Louise Ann Wilson
Louise Ann Wilson is an artist, scenographer and researcher who creates site-specific walking-performances in rural, often mountainous, landscape that give-voice to ‘missing’ or marginal life-events – with transformative and therapeutic outcomes. Louise’s practice is located in the field of socially engaged and applied scenography. Scenography literally translates as ‘drawing with the scene’.
In her practice Louise draws walking-performances into and out of a specifically chosen landscape in such a way that seeks to enable participants – individuals, groups and communities – to face, acknowledge and find alternative perspectives on a specific life-event subject matter. She has made work that has addressed terminal illness, death and bereavement, in/fertility, biological childlessness and adoption, the effects of ageing and the impact of change – personal and topographical.
Each project is cross-disciplinary and developed in close collaboration with people with lay and local knowledge of the chosen landscape, scientists and experts in the field of the life-event in question and those experiencing it.

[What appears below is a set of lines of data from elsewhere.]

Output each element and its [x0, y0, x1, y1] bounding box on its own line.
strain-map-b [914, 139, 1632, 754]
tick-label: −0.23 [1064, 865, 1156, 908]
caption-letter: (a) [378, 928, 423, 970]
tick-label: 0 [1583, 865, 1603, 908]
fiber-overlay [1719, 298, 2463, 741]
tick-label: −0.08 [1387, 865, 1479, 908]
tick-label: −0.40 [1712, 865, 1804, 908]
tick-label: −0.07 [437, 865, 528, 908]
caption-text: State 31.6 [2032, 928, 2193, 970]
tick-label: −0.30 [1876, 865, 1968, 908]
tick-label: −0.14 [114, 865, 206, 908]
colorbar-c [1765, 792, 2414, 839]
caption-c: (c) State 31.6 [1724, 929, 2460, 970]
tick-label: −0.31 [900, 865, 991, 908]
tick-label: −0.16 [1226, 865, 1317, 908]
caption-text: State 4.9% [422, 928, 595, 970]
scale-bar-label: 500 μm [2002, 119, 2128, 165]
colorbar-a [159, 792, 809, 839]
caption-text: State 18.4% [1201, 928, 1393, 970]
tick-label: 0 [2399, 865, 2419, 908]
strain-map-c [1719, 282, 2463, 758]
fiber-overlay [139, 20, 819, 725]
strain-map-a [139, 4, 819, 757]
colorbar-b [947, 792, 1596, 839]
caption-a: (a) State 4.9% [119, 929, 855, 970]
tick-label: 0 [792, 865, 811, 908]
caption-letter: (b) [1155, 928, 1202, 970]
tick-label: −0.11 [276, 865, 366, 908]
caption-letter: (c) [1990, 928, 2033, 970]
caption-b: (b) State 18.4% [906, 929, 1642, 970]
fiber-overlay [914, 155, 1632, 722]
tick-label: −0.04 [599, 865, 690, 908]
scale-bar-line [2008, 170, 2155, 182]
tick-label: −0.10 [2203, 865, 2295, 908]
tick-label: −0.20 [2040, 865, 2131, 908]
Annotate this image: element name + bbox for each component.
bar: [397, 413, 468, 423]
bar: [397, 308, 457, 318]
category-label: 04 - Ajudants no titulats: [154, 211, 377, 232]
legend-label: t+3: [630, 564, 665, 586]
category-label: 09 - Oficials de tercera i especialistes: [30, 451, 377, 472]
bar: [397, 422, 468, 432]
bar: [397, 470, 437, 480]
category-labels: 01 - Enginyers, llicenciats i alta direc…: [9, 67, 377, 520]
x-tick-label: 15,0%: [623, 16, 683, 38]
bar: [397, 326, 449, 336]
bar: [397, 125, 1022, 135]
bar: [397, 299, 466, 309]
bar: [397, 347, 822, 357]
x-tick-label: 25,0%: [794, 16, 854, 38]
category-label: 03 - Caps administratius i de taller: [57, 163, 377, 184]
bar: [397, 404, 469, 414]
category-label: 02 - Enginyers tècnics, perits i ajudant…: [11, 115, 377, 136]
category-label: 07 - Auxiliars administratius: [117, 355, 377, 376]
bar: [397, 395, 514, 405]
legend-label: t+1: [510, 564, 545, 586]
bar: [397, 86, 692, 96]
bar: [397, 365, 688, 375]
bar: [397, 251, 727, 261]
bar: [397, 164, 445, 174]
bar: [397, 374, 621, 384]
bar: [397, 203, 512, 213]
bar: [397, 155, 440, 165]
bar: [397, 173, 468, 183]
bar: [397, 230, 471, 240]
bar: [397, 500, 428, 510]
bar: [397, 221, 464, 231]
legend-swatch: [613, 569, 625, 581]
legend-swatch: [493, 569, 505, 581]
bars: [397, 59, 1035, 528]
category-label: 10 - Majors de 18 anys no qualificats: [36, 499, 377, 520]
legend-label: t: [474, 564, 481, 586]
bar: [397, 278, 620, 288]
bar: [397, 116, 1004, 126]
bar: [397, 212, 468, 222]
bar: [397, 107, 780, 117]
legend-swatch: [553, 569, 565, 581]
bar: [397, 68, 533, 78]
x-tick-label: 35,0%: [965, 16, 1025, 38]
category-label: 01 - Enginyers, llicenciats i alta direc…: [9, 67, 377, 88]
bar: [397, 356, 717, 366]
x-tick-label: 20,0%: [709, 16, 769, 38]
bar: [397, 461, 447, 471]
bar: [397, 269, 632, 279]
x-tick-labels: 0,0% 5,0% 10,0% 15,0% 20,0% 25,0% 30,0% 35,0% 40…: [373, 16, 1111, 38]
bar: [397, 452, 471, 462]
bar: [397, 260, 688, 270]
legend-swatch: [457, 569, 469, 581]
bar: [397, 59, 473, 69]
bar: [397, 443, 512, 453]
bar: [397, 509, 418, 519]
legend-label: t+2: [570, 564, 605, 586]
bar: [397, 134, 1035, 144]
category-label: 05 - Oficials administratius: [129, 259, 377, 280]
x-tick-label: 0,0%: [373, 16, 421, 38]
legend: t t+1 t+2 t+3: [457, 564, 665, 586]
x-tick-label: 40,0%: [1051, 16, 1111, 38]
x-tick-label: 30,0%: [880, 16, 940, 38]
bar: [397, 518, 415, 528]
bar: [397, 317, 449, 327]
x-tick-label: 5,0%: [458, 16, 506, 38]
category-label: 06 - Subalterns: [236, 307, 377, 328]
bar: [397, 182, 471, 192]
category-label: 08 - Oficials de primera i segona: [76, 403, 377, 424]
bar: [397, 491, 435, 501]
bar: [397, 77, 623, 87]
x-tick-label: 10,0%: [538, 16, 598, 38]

These have included: geologists, botanists and shepherds; neurologists, embryologists and palliative care nurses; women experiencing involuntary childlessness, care-home residents and fishermen.
This methodology is underpinned by six ‘scenographic’ principles that are inspired by Dorothy Wordsworth and her female contemporaries approach to walking and landscape and theoretical concepts relating to the feminine ‘material’ sublime and therapeutic landscapes.
In 2017 Louise was awarded a Ph.D. in Theatre Studies from Lancaster Institute of the Contemporary Arts, Lancaster University.